En concreto, la ofensiva judicial de Vineyard Wind se centra en la orden de suspensión emitida el pasado 22 de diciembre por la Oficina de Gestión de Energía Oceánica (BOEM), dependiente del Departamento del Interior de Estados Unidos, que paralizó las obras en cinco concesiones de parques eólicos marinos, entre ellas Vineyard Wind 1. La empresa ha solicitado una orden de restricción temporal y una medida cautelar al considerar que la decisión administrativa carece de base legal y vulnera la normativa vigente.
En un comunicado, la compañía ha asegurado que sigue colaborando con la BOEM, con la Oficina de Seguridad y Cumplimiento Ambiental y con otras autoridades implicadas para aclarar los motivos de la suspensión.
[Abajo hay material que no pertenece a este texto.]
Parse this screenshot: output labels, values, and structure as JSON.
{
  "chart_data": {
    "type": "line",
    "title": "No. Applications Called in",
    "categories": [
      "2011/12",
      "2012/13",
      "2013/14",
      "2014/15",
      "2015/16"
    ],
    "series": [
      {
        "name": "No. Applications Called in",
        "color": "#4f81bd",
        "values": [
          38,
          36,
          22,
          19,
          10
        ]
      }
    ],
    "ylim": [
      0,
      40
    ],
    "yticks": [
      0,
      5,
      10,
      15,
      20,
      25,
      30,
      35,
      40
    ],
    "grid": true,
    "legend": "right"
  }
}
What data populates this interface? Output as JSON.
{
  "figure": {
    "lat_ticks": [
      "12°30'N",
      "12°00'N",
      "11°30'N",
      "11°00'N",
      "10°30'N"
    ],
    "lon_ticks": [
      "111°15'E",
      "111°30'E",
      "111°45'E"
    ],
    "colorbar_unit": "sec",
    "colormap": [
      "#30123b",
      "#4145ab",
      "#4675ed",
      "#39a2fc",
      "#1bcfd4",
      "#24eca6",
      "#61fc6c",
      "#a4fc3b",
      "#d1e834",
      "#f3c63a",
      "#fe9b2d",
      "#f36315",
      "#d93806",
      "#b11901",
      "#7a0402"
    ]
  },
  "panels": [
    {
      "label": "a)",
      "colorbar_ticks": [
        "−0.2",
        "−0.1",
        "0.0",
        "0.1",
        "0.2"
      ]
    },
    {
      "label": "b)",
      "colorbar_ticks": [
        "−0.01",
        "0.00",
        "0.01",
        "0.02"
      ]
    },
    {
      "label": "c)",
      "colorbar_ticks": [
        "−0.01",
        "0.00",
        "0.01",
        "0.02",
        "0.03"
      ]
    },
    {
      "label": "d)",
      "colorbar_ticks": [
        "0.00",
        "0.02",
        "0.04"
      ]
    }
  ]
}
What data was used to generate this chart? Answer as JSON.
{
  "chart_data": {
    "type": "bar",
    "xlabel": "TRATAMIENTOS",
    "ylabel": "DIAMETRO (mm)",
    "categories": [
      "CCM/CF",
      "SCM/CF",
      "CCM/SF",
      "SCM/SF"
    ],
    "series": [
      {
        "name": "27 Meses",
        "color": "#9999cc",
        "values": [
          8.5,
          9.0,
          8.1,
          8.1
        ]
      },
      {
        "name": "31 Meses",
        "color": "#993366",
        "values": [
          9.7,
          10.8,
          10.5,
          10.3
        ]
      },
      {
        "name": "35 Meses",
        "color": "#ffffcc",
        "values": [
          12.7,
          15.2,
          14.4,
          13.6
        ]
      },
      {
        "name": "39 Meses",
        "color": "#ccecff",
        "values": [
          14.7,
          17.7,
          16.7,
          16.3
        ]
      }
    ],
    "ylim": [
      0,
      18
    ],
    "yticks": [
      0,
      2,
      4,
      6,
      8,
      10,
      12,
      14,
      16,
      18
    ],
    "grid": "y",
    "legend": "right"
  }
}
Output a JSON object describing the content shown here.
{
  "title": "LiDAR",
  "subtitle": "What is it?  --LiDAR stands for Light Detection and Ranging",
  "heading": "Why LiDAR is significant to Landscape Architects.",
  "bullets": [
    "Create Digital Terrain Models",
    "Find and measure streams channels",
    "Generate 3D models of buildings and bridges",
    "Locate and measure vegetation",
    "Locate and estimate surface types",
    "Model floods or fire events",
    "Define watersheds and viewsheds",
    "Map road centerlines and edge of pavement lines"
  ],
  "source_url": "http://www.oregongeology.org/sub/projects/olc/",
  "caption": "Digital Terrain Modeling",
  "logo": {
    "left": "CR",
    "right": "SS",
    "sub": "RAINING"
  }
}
Sin embargo, la joint venture -participada por Avangrid, filial estadounidense de Iberdrola, y por la danesa Copenhagen Infrastructure Partners- advierte de que, si la orden no se revoca de manera inmediata, provocará "daños graves e irreparables" tanto al proyecto como a las comunidades de Nueva Inglaterra que dependen de esta nueva capacidad de generación renovable.

Vineyard Wind 1: completado al 80%
El impacto práctico de la paralización es, no obstante, limitado. Según la empresa, alrededor del 80 % del parque ya se encontraba en operación cuando se dictó la orden, que solo afecta a los activos pendientes de entrar en funcionamiento.
Vineyard Wind 1 llevaba meses produciendo electricidad y suministrando energía a cerca de 400.000 hogares de Massachusetts, con solo dos aerogeneradores pendientes de instalación de un total de 62.
El proyecto alcanzará una potencia instalada de 806 megavatios (MW), gracias a aerogeneradores GE Haliade-X de hasta 13 MW cada uno, lo que lo convierte en una de las mayores instalaciones eólicas marinas del país.
Se trata, además, de la primera gran apuesta offshore de Iberdrola en Estados Unidos, con una inversión aproximada de 3.000 millones de dólares, respaldada por contratos a largo plazo con las principales compañías eléctricas del estado.
La cruzada de Trump contra la eólica marina
Desde la llegada de Trump a la Casa Blanca, las órdenes de paralización, la retirada de permisos y las amenazas regulatorias se han sucedido en el sector eólico marino estadounidense.
El caso de Vineyard Wind añade ahora un nuevo frente judicial a una batalla que no solo enfrenta a la Administración con grandes grupos energéticos internacionales, sino que pone en juego el futuro de una de las principales palancas de la transición energética en Estados Unidos.